А ценность жизни? Я больше обрадовался, когда спас такое ничтожество, как ты, нежели ты сам обрадовался собственному изволению от гибели. Ведь ты и не подумал о якобы высоком предназначении человеческой твари, когда сунулся в эту гибельную пустыню. О, не осознающий себя!
Я же бежал сюда, если житейски, то потому, что меня выгнали. Но это совпало с моим желанием избегнуть насилия и освободить место другим на более благодатных землях. Я бежал сюда также, чтобы не тратиться на ответы пустых вопросов и опровержение ложных обвинений, исходящих от невежд, вроде тебя, которые порешили, что имеют право судить обо всем, обосновываясь на случайных теоретических недоразумениях чисто человеческого ума. И куда бы я ни прятался - вы везде настигаете меня.
И если уж о страдании дальше, то, освобождаясь от вас, приобретая настоящую свободу, в этой необъятной пустыне я понял страдание, как необходимость для достижения идеала несовершенной формой. И это только одна из многочисленных ипостасей страдания. Сохраняющий форму вырождается, и лишь претерпевший может, изменяясь к высшему, сохраниться.
Но ладно, терпящий бедствие ждет помощи. В высшем мире произошла рядовая драма - драма розы, беременной солнцем. Воистину, убийственная слава ожидает тебя. Скромный букет эпитетов, посвященных тебе, не порождает большой надежды и доверия, но я, пожалуй, скажу, где находится Город Роз. Ты не нашел его потому, что искал слишком заумными, мудреными способами, а Город находится...
И после всего выплеснутого сумбура старик назвал место в Остении, которое Эст давно уже знал - это было совсем недалеко от Города.
- Прости за обиду, отец, - в который раз за день опять быстро переменил отношение к старику Эст, и густая краска проступала через загар его лица.
- Да ты, оказывается, продолжаешь слишком много думать о себе!

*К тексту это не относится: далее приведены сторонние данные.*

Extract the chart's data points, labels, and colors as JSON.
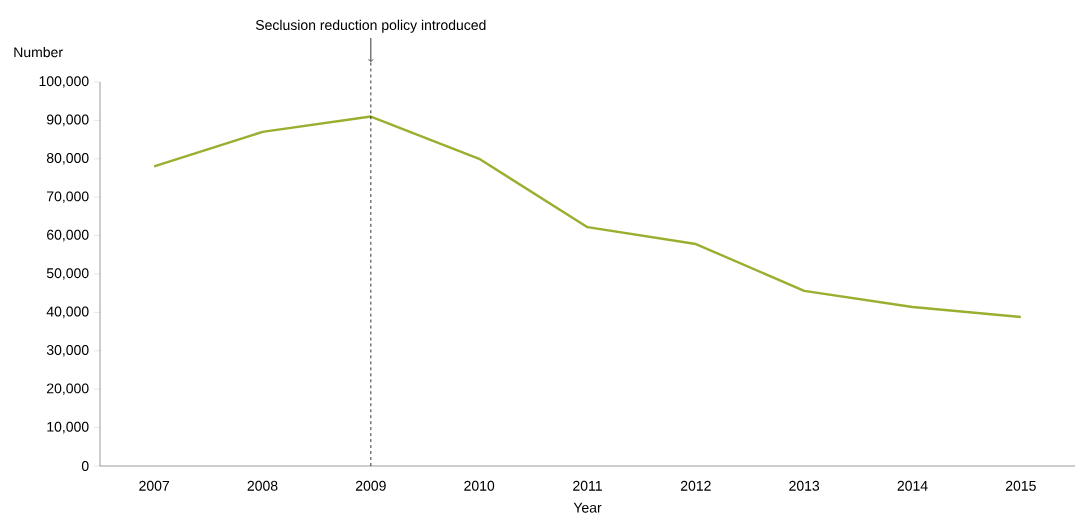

Ах ты, возомнивший червь! Ах, упрямый наглец! - взорвался утихомирившийся было пустынник.
Он открыл рот для извержения новых ругательств, но вдруг хохот вырвался из старческой глотки. Пустынник хохотал и не успевал вытирать жестким рукавом выступающие на глазах слезы.
- Довел до греха, - смеясь, еле выговаривал он, - прости, прости мое глупое веселье, но уж не удержаться. Радует, однако, радует...
Долго еще непонятно над чем смеялся вздорный, истеричный старик и издевался на своим нечаянным гостем, пока не стало совсем темно и они не отошли ко сну.